De bundel lezen volgens de tweede, ik noemde het zo-even, persoonlijke uitleg is gevaarlijker (en interessanter!) want komt een stuk dichterbij: we reflecteren dan niet alleen op de ‘menselijkheid van misdadigers’ – ja, moordenaars zijn ook mensen – maar op het mens-zijn zelf – ja, wij mensen zijn moordenaars. Wat maakt mij een ander mens dan de misdadiger, de gek, de verkrachter, de moordenaar, de Ander? In ‘Michael van W.’ (de voorlaatste misdadiger in het rijtje) lijkt die vraag direct te worden geadresseerd, niet alleen de lezer maar ook de misdadiger gaat de vraag aan.

            Hoe noemt u dat? Bestaat er een naam voor de man die ik word
            als ik me, buiten bereik, aan een straatkat vergrijp, kunt u
            dat vatten met gekte of moord? Lijnt mij dat aan? Ze luisteren niet.

Perquin toont in haar nieuwste bundel dat misdadiger en lezer vreemd én identiek zijn aan elkaar. Celinspecties laat hiermee zien hoe door het talige etiket ‘misdadiger’ – het etiket herkennen we meteen: Dennis de K., David H., Bart V. … – de ander onschadelijk wordt gemaakt. Hij wordt uit het dagelijkse taalgebruik geweerd en tot eiland gemaakt, alsof hij niets met ons te maken heeft, terwijl wij degenen zijn die de misdadigers beoordelen, die ze ondervragen en die ze wegstoppen. Veelzeggend in dit opzicht zijn de vele ruimtelijke bepalingen in Celinspecties, waarmee het effect van de talige etikettering zichtbaar gemaakt wordt. Kamers en tuinen, binnen en buiten, plekken en plaatsen: Celinspecties wemelt van de afbakeningen en omheiningen.
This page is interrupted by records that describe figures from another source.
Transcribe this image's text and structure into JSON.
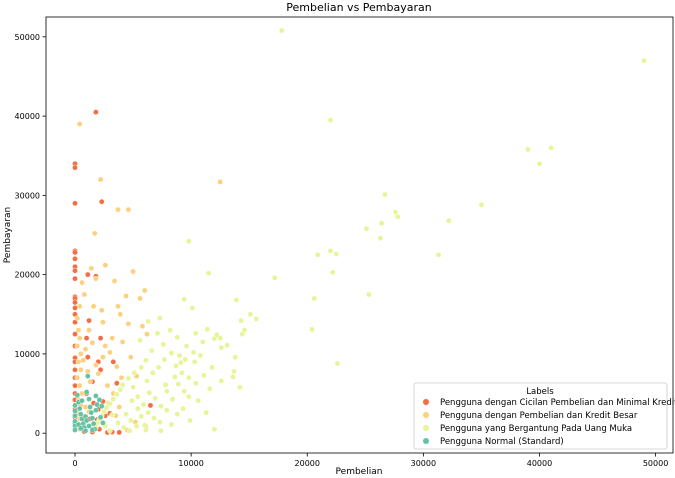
{
  "chart_data": {
    "type": "scatter",
    "title": "Pembelian vs Pembayaran",
    "xlabel": "Pembelian",
    "ylabel": "Pembayaran",
    "xlim": [
      -2500,
      51500
    ],
    "ylim": [
      -2500,
      52500
    ],
    "xticks": [
      0,
      10000,
      20000,
      30000,
      40000,
      50000
    ],
    "yticks": [
      0,
      10000,
      20000,
      30000,
      40000,
      50000
    ],
    "legend": {
      "title": "Labels",
      "placement": "lower-right"
    },
    "series": [
      {
        "name": "Pengguna dengan Cicilan Pembelian dan Minimal Kredit",
        "color": "#f46d43",
        "points": [
          [
            0,
            34000
          ],
          [
            0,
            33500
          ],
          [
            0,
            29000
          ],
          [
            0,
            23000
          ],
          [
            0,
            22800
          ],
          [
            0,
            22000
          ],
          [
            0,
            21000
          ],
          [
            0,
            20500
          ],
          [
            0,
            19500
          ],
          [
            0,
            17200
          ],
          [
            0,
            17000
          ],
          [
            0,
            16500
          ],
          [
            0,
            15800
          ],
          [
            0,
            15000
          ],
          [
            0,
            14000
          ],
          [
            0,
            12500
          ],
          [
            0,
            11000
          ],
          [
            0,
            9500
          ],
          [
            0,
            9000
          ],
          [
            0,
            8000
          ],
          [
            0,
            7000
          ],
          [
            0,
            6000
          ],
          [
            0,
            5000
          ],
          [
            0,
            4200
          ],
          [
            0,
            3000
          ],
          [
            0,
            2000
          ],
          [
            0,
            1200
          ],
          [
            0,
            500
          ],
          [
            1800,
            40500
          ],
          [
            2300,
            29200
          ],
          [
            1100,
            20000
          ],
          [
            1800,
            19800
          ],
          [
            1200,
            14200
          ],
          [
            1000,
            12000
          ],
          [
            2200,
            12000
          ],
          [
            1100,
            9600
          ],
          [
            2000,
            9000
          ],
          [
            2200,
            8000
          ],
          [
            1500,
            6500
          ],
          [
            1000,
            5000
          ],
          [
            1600,
            3800
          ],
          [
            2000,
            3000
          ],
          [
            1300,
            1800
          ],
          [
            500,
            1000
          ],
          [
            800,
            200
          ],
          [
            1500,
            150
          ],
          [
            2100,
            500
          ],
          [
            2800,
            100
          ],
          [
            3200,
            150
          ],
          [
            3800,
            100
          ],
          [
            3000,
            2500
          ],
          [
            3600,
            6300
          ],
          [
            3300,
            9000
          ],
          [
            6500,
            3500
          ],
          [
            1900,
            1700
          ],
          [
            2600,
            2200
          ],
          [
            2400,
            4000
          ]
        ]
      },
      {
        "name": "Pengguna dengan Pembelian dan Kredit Besar",
        "color": "#fdd07f",
        "points": [
          [
            400,
            39000
          ],
          [
            2200,
            32000
          ],
          [
            3700,
            28200
          ],
          [
            4600,
            28200
          ],
          [
            12500,
            31700
          ],
          [
            1700,
            25200
          ],
          [
            1400,
            20800
          ],
          [
            1800,
            19500
          ],
          [
            2600,
            21200
          ],
          [
            3400,
            19200
          ],
          [
            5000,
            20400
          ],
          [
            4400,
            17300
          ],
          [
            3700,
            16000
          ],
          [
            5600,
            17000
          ],
          [
            3900,
            15000
          ],
          [
            2400,
            14000
          ],
          [
            4600,
            13800
          ],
          [
            3200,
            12000
          ],
          [
            2600,
            11000
          ],
          [
            4100,
            11500
          ],
          [
            5800,
            13500
          ],
          [
            6200,
            12500
          ],
          [
            3000,
            10200
          ],
          [
            2400,
            9600
          ],
          [
            2000,
            7500
          ],
          [
            3600,
            8400
          ],
          [
            1300,
            6500
          ],
          [
            400,
            16000
          ],
          [
            200,
            14500
          ],
          [
            300,
            13000
          ],
          [
            400,
            12000
          ],
          [
            200,
            11000
          ],
          [
            500,
            10000
          ],
          [
            300,
            9000
          ],
          [
            500,
            8000
          ],
          [
            200,
            7000
          ],
          [
            400,
            6000
          ],
          [
            600,
            5000
          ],
          [
            300,
            4200
          ],
          [
            500,
            3500
          ],
          [
            200,
            2500
          ],
          [
            400,
            1800
          ],
          [
            200,
            1000
          ],
          [
            400,
            500
          ],
          [
            700,
            9200
          ],
          [
            900,
            10600
          ],
          [
            1100,
            7800
          ],
          [
            1500,
            11400
          ],
          [
            1800,
            8600
          ],
          [
            2800,
            6000
          ],
          [
            3300,
            5000
          ],
          [
            4000,
            7000
          ],
          [
            2300,
            15500
          ],
          [
            1200,
            13000
          ],
          [
            800,
            17500
          ],
          [
            1600,
            16000
          ],
          [
            600,
            19000
          ],
          [
            4800,
            9600
          ],
          [
            5300,
            7200
          ],
          [
            6000,
            18000
          ],
          [
            2900,
            3800
          ],
          [
            3500,
            2200
          ],
          [
            2500,
            1200
          ],
          [
            1800,
            700
          ],
          [
            1200,
            2700
          ],
          [
            900,
            3300
          ],
          [
            700,
            1300
          ],
          [
            4500,
            400
          ],
          [
            5200,
            1400
          ],
          [
            6100,
            900
          ],
          [
            3800,
            3300
          ]
        ]
      },
      {
        "name": "Pengguna yang Bergantung Pada Uang Muka",
        "color": "#e6f598",
        "points": [
          [
            17800,
            50800
          ],
          [
            49000,
            47000
          ],
          [
            22000,
            39500
          ],
          [
            39000,
            35800
          ],
          [
            40000,
            34000
          ],
          [
            41000,
            36000
          ],
          [
            26700,
            30100
          ],
          [
            27600,
            27900
          ],
          [
            27800,
            27300
          ],
          [
            32200,
            26800
          ],
          [
            35000,
            28800
          ],
          [
            26400,
            26500
          ],
          [
            25100,
            25800
          ],
          [
            26300,
            24600
          ],
          [
            20900,
            22500
          ],
          [
            22000,
            23000
          ],
          [
            22500,
            22600
          ],
          [
            31300,
            22500
          ],
          [
            22200,
            20300
          ],
          [
            17200,
            19600
          ],
          [
            20600,
            17000
          ],
          [
            25300,
            17500
          ],
          [
            9800,
            24200
          ],
          [
            11500,
            20200
          ],
          [
            13900,
            16800
          ],
          [
            15100,
            15000
          ],
          [
            15600,
            14400
          ],
          [
            14300,
            14200
          ],
          [
            20400,
            13100
          ],
          [
            14400,
            12500
          ],
          [
            12500,
            12000
          ],
          [
            11000,
            11500
          ],
          [
            10200,
            10200
          ],
          [
            9500,
            9300
          ],
          [
            8700,
            8500
          ],
          [
            9200,
            7600
          ],
          [
            10800,
            9800
          ],
          [
            11800,
            8300
          ],
          [
            13700,
            7800
          ],
          [
            12600,
            10800
          ],
          [
            14200,
            5800
          ],
          [
            22600,
            8800
          ],
          [
            10100,
            15800
          ],
          [
            9400,
            16900
          ],
          [
            8200,
            13000
          ],
          [
            7100,
            12600
          ],
          [
            7600,
            11200
          ],
          [
            6600,
            10400
          ],
          [
            6100,
            9200
          ],
          [
            5700,
            8300
          ],
          [
            5100,
            7600
          ],
          [
            4600,
            6900
          ],
          [
            4100,
            6100
          ],
          [
            3900,
            5500
          ],
          [
            3600,
            4900
          ],
          [
            3300,
            4300
          ],
          [
            3000,
            3700
          ],
          [
            2700,
            3200
          ],
          [
            2500,
            2700
          ],
          [
            2300,
            2200
          ],
          [
            2100,
            1700
          ],
          [
            1900,
            1300
          ],
          [
            1700,
            900
          ],
          [
            1500,
            600
          ],
          [
            4900,
            4100
          ],
          [
            5400,
            4600
          ],
          [
            5900,
            3600
          ],
          [
            6400,
            5100
          ],
          [
            6900,
            4400
          ],
          [
            7400,
            3400
          ],
          [
            7900,
            5300
          ],
          [
            8400,
            4300
          ],
          [
            8900,
            6200
          ],
          [
            9400,
            5300
          ],
          [
            9800,
            7000
          ],
          [
            10400,
            6300
          ],
          [
            11100,
            7300
          ],
          [
            6300,
            2600
          ],
          [
            6800,
            1900
          ],
          [
            7300,
            1400
          ],
          [
            7900,
            2900
          ],
          [
            8300,
            1100
          ],
          [
            8800,
            2400
          ],
          [
            9300,
            3100
          ],
          [
            9900,
            1600
          ],
          [
            4400,
            2400
          ],
          [
            4800,
            1600
          ],
          [
            5300,
            900
          ],
          [
            5700,
            2100
          ],
          [
            6200,
            6600
          ],
          [
            6700,
            7600
          ],
          [
            7200,
            8300
          ],
          [
            7700,
            9300
          ],
          [
            8300,
            10100
          ],
          [
            5600,
            11700
          ],
          [
            6300,
            14100
          ],
          [
            7300,
            14500
          ],
          [
            8800,
            12100
          ],
          [
            9600,
            11000
          ],
          [
            10400,
            12600
          ],
          [
            11400,
            13100
          ],
          [
            12200,
            12400
          ],
          [
            13100,
            11100
          ],
          [
            12000,
            500
          ],
          [
            7400,
            300
          ],
          [
            6100,
            400
          ],
          [
            3200,
            2300
          ],
          [
            3700,
            1300
          ],
          [
            4200,
            700
          ],
          [
            4700,
            300
          ],
          [
            2600,
            900
          ],
          [
            3000,
            300
          ],
          [
            10600,
            4100
          ],
          [
            11600,
            5600
          ],
          [
            12600,
            6600
          ],
          [
            13600,
            7100
          ],
          [
            13800,
            9600
          ],
          [
            7800,
            6100
          ],
          [
            8600,
            7100
          ],
          [
            9100,
            8900
          ],
          [
            5000,
            5800
          ],
          [
            5400,
            3100
          ],
          [
            9800,
            4600
          ],
          [
            12000,
            11900
          ],
          [
            14600,
            13000
          ],
          [
            6000,
            1000
          ],
          [
            11300,
            2600
          ],
          [
            10300,
            9000
          ],
          [
            9000,
            9800
          ]
        ]
      },
      {
        "name": "Pengguna Normal (Standard)",
        "color": "#66c2a5",
        "points": [
          [
            0,
            3500
          ],
          [
            0,
            2800
          ],
          [
            0,
            2200
          ],
          [
            0,
            1500
          ],
          [
            0,
            900
          ],
          [
            0,
            400
          ],
          [
            200,
            4800
          ],
          [
            300,
            3900
          ],
          [
            400,
            3100
          ],
          [
            500,
            2400
          ],
          [
            600,
            1800
          ],
          [
            700,
            1200
          ],
          [
            800,
            700
          ],
          [
            900,
            300
          ],
          [
            1000,
            5200
          ],
          [
            1100,
            7200
          ],
          [
            1200,
            4300
          ],
          [
            1300,
            3300
          ],
          [
            1400,
            2600
          ],
          [
            1500,
            1900
          ],
          [
            1600,
            1200
          ],
          [
            1700,
            500
          ],
          [
            1800,
            2900
          ],
          [
            1900,
            3600
          ],
          [
            2100,
            4200
          ],
          [
            2200,
            2000
          ],
          [
            2400,
            1300
          ],
          [
            600,
            4100
          ],
          [
            900,
            2100
          ],
          [
            1200,
            900
          ],
          [
            300,
            1100
          ],
          [
            500,
            600
          ],
          [
            1500,
            400
          ],
          [
            1000,
            1600
          ],
          [
            2300,
            3400
          ],
          [
            1800,
            4700
          ]
        ]
      }
    ]
  }
}
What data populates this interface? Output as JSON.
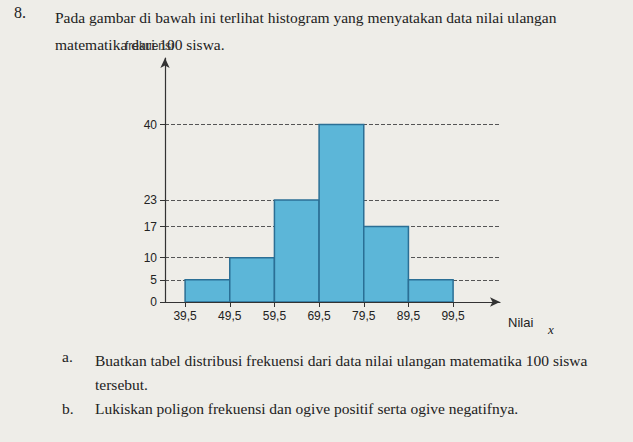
{
  "chart_data": {
    "type": "histogram",
    "title": "Pada gambar di bawah ini terlihat histogram yang menyatakan data nilai ulangan matematika dari 100 siswa.",
    "annotations": [
      "8.",
      "a.",
      "Buatkan tabel distribusi frekuensi dari data nilai ulangan matematika 100 siswa tersebut.",
      "b.",
      "Lukiskan poligon frekuensi dan ogive positif serta ogive negatifnya.",
      "x"
    ],
    "x_label": "Nilai",
    "y_label": "frekuensi",
    "bins": [
      39.5,
      49.5,
      59.5,
      69.5,
      79.5,
      89.5,
      99.5
    ],
    "values": [
      5,
      10,
      23,
      40,
      17,
      5
    ],
    "color": "#5cb6d8",
    "xlim": [
      35,
      110
    ],
    "xticks": [
      {
        "value": 39.5,
        "label": "39,5"
      },
      {
        "value": 49.5,
        "label": "49,5"
      },
      {
        "value": 59.5,
        "label": "59,5"
      },
      {
        "value": 69.5,
        "label": "69,5"
      },
      {
        "value": 79.5,
        "label": "79,5"
      },
      {
        "value": 89.5,
        "label": "89,5"
      },
      {
        "value": 99.5,
        "label": "99,5"
      }
    ],
    "ylim": [
      0,
      55
    ],
    "yticks": [
      0,
      5,
      10,
      17,
      23,
      40
    ],
    "grid": true
  }
}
Het tweede (enige proza)gedicht in de bundel, ‘Binnen beperkingen’, opent met de constatering ‘Je went aan je formaat [...] onverstoorbaar tast je adem de ruimte af’ om meteen te vervolgen: ‘en slaat weer terug.’ Je mag wennen aan de etikettering en aan de ruimte die daarbij hoort, dat betekent allerminst dat het een gesloten zaak is. ‘Er bestaat ’n zesde werelddeel dat tot nog toe z’n Columbus niet gevonden heeft …’ schreef Multatuli in zijn Ideeën (VI), ‘Dit werelddeel heet “de mens”. We kennen hem niet.’ De mens als het enige continent dat nooit volledig gekoloniseerd raakt: is er een urgenter en universeler onderwerp? Perquin zet het thema op prachtige en gelaagde wijze bovenaan de agenda.

Marieke

*



Beste wolven,

Ik denk dat we alle drie vinden dat in de poëzie van Ester Naomi Perquin gaandeweg haar oeuvre interessanter wordt, er steeds meer op het spel staat. Stonden in haar eerste twee bundels nog gedichten die ik als flauw en risicoloos vaag terzijde schuif, in Celinspecties sta je als lezer onder spanning. Jullie kaarten al twee van die spanningsvelden aan: Jeroen heeft het over de menselijkheid van de misdadiger en over Perquin die toegang verschaft én verhindert, Marieke toont twee leesstrategieën die in intensiteit verschillen.
            Ik denk dat er daarnaast twee fundamentele keuzes zijn die je als lezer telkens moet maken en die de lectuur beïnvloeden. 1) Lees je het gedicht ‘crimineel’ of niet? 2) Ga je ervan uit dat de dichter tot je spreekt of denk je de misdadiger te horen? Een voorbeeld van het eerste probleem tref ik aan in het eerste gedicht van de afdeling ‘Jacob de B.’ Je kunt dit lezen als een onschuldig gedicht over iemand die oprecht van ‘meisjes’ houdt en glimlachen bij regels als ‘hun dansende / fietsende benen je dansende fietsende hart’. Tegelijkertijd krijgt het woord ‘meisje’ – tussen verzen vol verkrachting – een omineuze lading, je gaat het wantrouwen. Een frase als ‘je denkt aan de deur, de stalen geur van zelfbehoud’ voedt een gevoel van onbehagen waar je ook na herhaalde lezing niet vanaf komt.
            In Celinspecties staan gedichten die overduidelijk in een gevangeniscontext thuishoren, daarnaast zijn er gedichten die niets met misdaad te maken hebben: het programmatische openingsgedicht is daar een goed voorbeeld van. Er zijn echter ook momenten waarop het niet zo eenvoudig is en waarop je als lezer moet beslissen of Perquin hier namens de ander spreekt of juist breeduit in de etalage hangt. Neem het eerste gedicht van de afdeling ‘Menno F.’ Als je je argeloos in dit gedicht laat vallen, neem je aan dat ‘Menno’ hier spreekt, een misdadiger die door zijn daad in ‘komkommertijd’ de kranten vult, maar beseft: ‘alles weet ik / en beter dan zij.’ Het perspectief verschuift echter als je aanneemt dat ik-Perquin hier spreekt over haar poëtisch project.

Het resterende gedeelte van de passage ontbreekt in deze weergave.